İtalya: [İtalya’nın birleşmesi (İtalyanca: Risorgimento; Diriliş ya da Yeniden doğuş), 19. yüzyılda İtalya yarımadasında bulunan birçok devleti toplayıp, tek bir devlet olan İtalya Krallığı‘na dönüştürmeye çalışan politik ve sosyal harekettir. Bu dönemin başlangıcı ve sonu için kesin tarihler üzerinde bir uzlaşma olmamasına rağmen, birçok bilim adamına göre süreç 1815’de Viyana Kongresi‘yle ve Napolyon’nun hükümdarlığının son bulmasıyla başladı ve 1871’de Roma’nın İtalya Krallığı’nın başkenti olmasıyla son buldu. Bazı terre irredente’ler sürecin İtalya Krallığı’nın I. Dünya Savaşı sonrası Saint-Germain Antlaşması‘nın imzalanmasıyla sona erdiğine inanır. Bazı milliyetçilere göre birleşmenin sonlanması 3 Kasım 1918’de Villa Giusti Ateşkesi olduğunu söyler.](Vikipedi)

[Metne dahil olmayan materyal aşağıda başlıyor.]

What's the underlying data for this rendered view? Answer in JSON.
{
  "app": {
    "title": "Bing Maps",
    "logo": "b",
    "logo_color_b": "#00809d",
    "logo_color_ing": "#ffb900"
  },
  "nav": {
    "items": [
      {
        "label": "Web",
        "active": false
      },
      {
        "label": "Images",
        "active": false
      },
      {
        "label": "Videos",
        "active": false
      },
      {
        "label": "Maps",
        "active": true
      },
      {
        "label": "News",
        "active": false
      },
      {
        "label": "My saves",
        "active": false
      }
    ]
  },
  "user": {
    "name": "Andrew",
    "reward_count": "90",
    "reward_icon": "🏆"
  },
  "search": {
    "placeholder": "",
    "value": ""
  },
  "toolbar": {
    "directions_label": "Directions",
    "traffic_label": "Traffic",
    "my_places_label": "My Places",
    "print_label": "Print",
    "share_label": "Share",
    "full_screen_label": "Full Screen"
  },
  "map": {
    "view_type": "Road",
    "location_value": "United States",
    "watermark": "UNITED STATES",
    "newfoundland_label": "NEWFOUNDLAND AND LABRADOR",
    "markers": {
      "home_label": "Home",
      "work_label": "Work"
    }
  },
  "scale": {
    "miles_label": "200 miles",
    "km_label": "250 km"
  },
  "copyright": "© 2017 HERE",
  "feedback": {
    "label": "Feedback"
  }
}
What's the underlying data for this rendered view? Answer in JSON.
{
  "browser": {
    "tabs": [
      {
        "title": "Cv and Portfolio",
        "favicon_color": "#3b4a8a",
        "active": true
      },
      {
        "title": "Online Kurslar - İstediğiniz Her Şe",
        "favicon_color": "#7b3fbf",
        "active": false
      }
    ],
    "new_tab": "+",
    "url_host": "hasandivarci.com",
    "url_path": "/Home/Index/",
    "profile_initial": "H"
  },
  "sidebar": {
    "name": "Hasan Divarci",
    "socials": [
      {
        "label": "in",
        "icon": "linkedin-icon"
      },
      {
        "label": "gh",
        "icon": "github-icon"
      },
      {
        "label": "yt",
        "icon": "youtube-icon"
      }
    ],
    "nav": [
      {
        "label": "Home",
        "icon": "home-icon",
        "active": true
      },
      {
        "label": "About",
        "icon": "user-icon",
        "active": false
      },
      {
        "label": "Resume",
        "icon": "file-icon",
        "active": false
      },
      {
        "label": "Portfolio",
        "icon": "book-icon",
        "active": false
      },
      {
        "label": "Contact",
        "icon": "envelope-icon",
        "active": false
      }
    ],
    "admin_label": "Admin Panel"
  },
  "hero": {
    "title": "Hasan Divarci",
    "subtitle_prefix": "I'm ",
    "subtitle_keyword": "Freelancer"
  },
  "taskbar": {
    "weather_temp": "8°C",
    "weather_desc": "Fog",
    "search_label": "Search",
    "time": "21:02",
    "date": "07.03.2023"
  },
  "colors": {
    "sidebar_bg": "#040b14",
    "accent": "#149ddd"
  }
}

Bu birleşmenin sonucu olarak günümüz İtalyasında bazı bölgeler özerkimsidir.
Ağalar-beyler , “Dünyadaki ülkelere bakarsanız bunların hiçbirinde Eyalet korkusu yoktur” demek, tarihsel gerçeklerle ilgisi olmayan “atmasyondur”. Sıkıysa, Saint-Louis (1214-1270) döneminde birliğini kurmuş olan Fransa için eyalet sistemini öner bakalım. Adamın gözünü oyarlar.
Yahu kaç kez yazdım: Federatif devlet, bütünün parçalanmasıyla oluşmaz; tam tersine parçaların birleşmesinden doğar. Uygar ülkelerde, bir tarihsel üniter devleti federasyonlara bölene deli gözüyle bakılır.
1071-1608 arasında Anadolu’da aralarında Osmanlı, Karaman, Aydınoğulları, Karesi, Tekeli, Saruhan vb. beylikler olmak üzere 40 kadar beylik vardı. Osmanlı beyliği bunların tamamını hanedanları ile birlikte ortadan kaldırarak üniter Osmanlı Devleti’ni kurdu. Osmanlı İmparatorluğu’nda iki Beylerbeyliği (Anadolu ve Rumeli) vardı ama bunlar federe beylikler değildi.
Tanzimat döneminden sonra taşra yönetiminde reformlar yapıldı ama bunların yöneticileri Istanbul’dan gönderildi.
Kürdistan Eyaleti (Osmanlıca: ايالت كردستان, Eyâlet-i Kurdistân) 1847’den 1867’ye kadar sürmüştür.(20 yıl).
Osmanlı’da Lazistan diye bir eyalet yoktu. Trabzon vilayetine bağlı Lazistan Sancağı vardı. Bugünkü Artvin, Rize ve Batum’u kapsıyordu.
20 yıllık Kürdistan Eyaleti macerasını bir yana bırakırsak Osmanlı Devleti’inde ÖZERK ya da özerkimsi bir eyaletli yönetim tarzı olmamıştır.
Ey yüce Göktanrı! Ülkemizi, tarih ve coğrafyamızı bilmeyen yöneticilerden koru!